= Paandi =

Recreational game played in India and Sri Lanka

Paandi, also known as Pandi or Nondi, is a regional hopscotch game traditionally played in rural parts of India (such as Tamil Nadu), Sri Lanka and also in certain other countries with large numbers of immigrant Indians. The game is played only for leisure and does not involve serious rules or regulations. It is also called as Tokkudu Billa or Tangidi Billa in Andhra Pradesh and Kunte Bille in Karnataka

==History==
The exact time period pin pointing the origin of the game cannot be established since it is a part of Folklore games. However, it is believed to be in existence from very early centuries even being mentioned in ancient Tamil literatures.we can pronounce it as by Nondi (நொண்டி).

==Playing conditions==
Any land surface without any potholes and other serious damages (which may potentially harm a player) can be used as a field. Generally, it is played on evenings where there is little breeze and players can be free from the scorching sun prevalent in the tropical region where the game is mostly played. Although, rainy season makes playing area damp and potential injury to the players, it is not hindrance to those who are really interested in this game. A small piece of stone, usually a Rubble is all that is needed for playing the game.

==Rules and scoring==
Usually, a series of boxes that are connected with each other is drawn with the first three boxes being single followed by two connected boxes and one single box, with the last two boxes connected. The boxes look like a series of three boxes stacked on top of each other (The Top Section), which is stacked on two boxes placed touching each other that are stacked on a single box (The Middle Section) which are stacked on the bottom section of two touching boxes (The Bottom Section). The person to pass through each boxes through hopping and walking with eyes closed without touching the borders is the winner. There are different levels the player has to pass through in order to become the ultimate winner.

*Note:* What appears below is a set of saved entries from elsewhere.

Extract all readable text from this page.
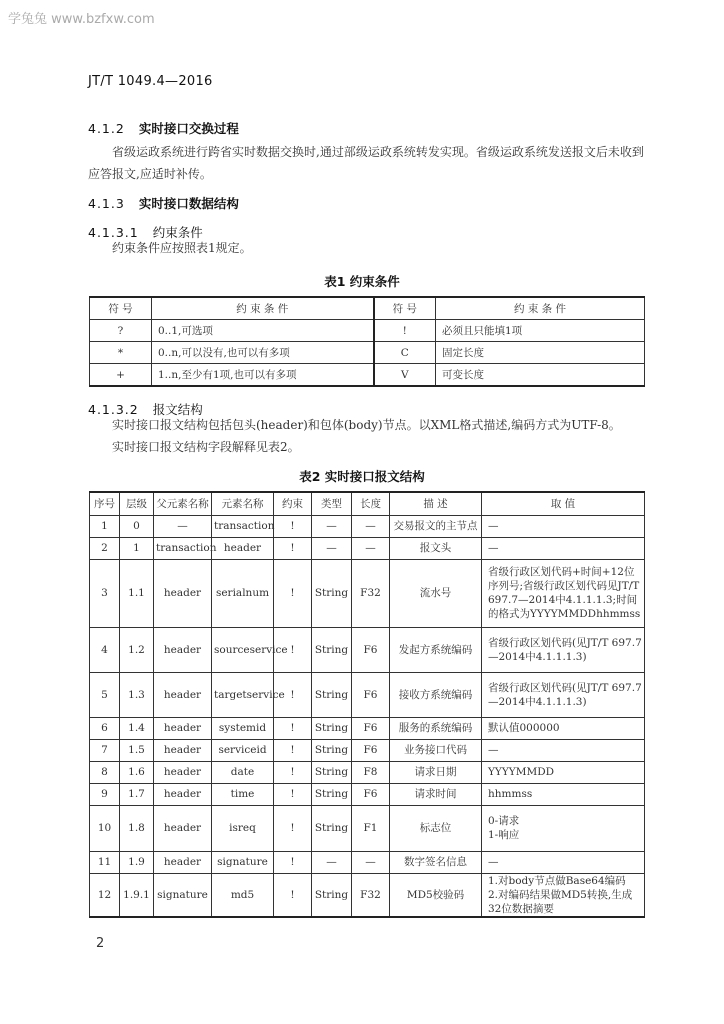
学兔兔 www.bzfxw.com
JT/T 1049.4—2016
4.1.2 实时接口交换过程
省级运政系统进行跨省实时数据交换时,通过部级运政系统转发实现。省级运政系统发送报文后未收到应答报文,应适时补传。
4.1.3 实时接口数据结构
4.1.3.1 约束条件
约束条件应按照表1规定。
表1 约束条件
符 号	约 束 条 件	符 号	约 束 条 件
?	0..1,可选项	!	必须且只能填1项
*	0..n,可以没有,也可以有多项	C	固定长度
+	1..n,至少有1项,也可以有多项	V	可变长度
4.1.3.2 报文结构
实时接口报文结构包括包头(header)和包体(body)节点。以XML格式描述,编码方式为UTF-8。
实时接口报文结构字段解释见表2。
表2 实时接口报文结构
序号	层级	父元素名称	元素名称	约束	类型	长度	描 述	取 值
1	0	—	transaction	!	—	—	交易报文的主节点	—

2	1	transaction	header	!	—	—	报文头	—

3	1.1	header	serialnum	!	String	F32	流水号	省级行政区划代码+时间+12位序列号;省级行政区划代码见JT/T 697.7—2014中4.1.1.1.3;时间的格式为YYYYMMDDhhmmss

4	1.2	header	sourceservice	!	String	F6	发起方系统编码	省级行政区划代码(见JT/T 697.7—2014中4.1.1.1.3)

5	1.3	header	targetservice	!	String	F6	接收方系统编码	省级行政区划代码(见JT/T 697.7—2014中4.1.1.1.3)

6	1.4	header	systemid	!	String	F6	服务的系统编码	默认值000000

7	1.5	header	serviceid	!	String	F6	业务接口代码	—

8	1.6	header	date	!	String	F8	请求日期	YYYYMMDD

9	1.7	header	time	!	String	F6	请求时间	hhmmss

10	1.8	header	isreq	!	String	F1	标志位	0-请求
1-响应

11	1.9	header	signature	!	—	—	数字签名信息	—

12	1.9.1	signature	md5	!	String	F32	MD5校验码	1.对body节点做Base64编码
2.对编码结果做MD5转换,生成32位数据摘要
2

Usually a group of players of up to 4 players (although there can be any number of players involved) decides by playing Saa-boo-Three on who should start first. The first player throws the rubble in the 1st box, without touching the corners and has to hop directly from the start line to Box 2 without touching the first box and has to hop from Box 2 to Box 8, not spending more than 10 seconds in each box and has to repeat the process in reverse, where he collects the rubble in the first box only with one hand and jumping straight to the starting point. the person who does this step without any fumbles is eligible to the next box. This time the rubble has to be thrown at the 2nd Box and repeat the process again but he is allowed to hop on Box 1 and stay as long as he wants (although most won't take more 15 seconds) as he has conquered that box. The Process goes on until he conquers all eight boxes. However, a person is out if he touches edges of any box in his attempt or he throws the rubble in other boxes than the one which he is supposed to throw. The Players take turn until a winner is emerged. There is high possibility for a person to win without other players getting turn.

==Ultimate Paandi==
This is a version of Paandi whereby players hop through the boxes with their eyes closed or blinded.

==Recreation==
This sport is mainly played for leisure and as a pastime. The sport is now losing its sheen with children shifting their interests in playing video games and other street games such as cricket.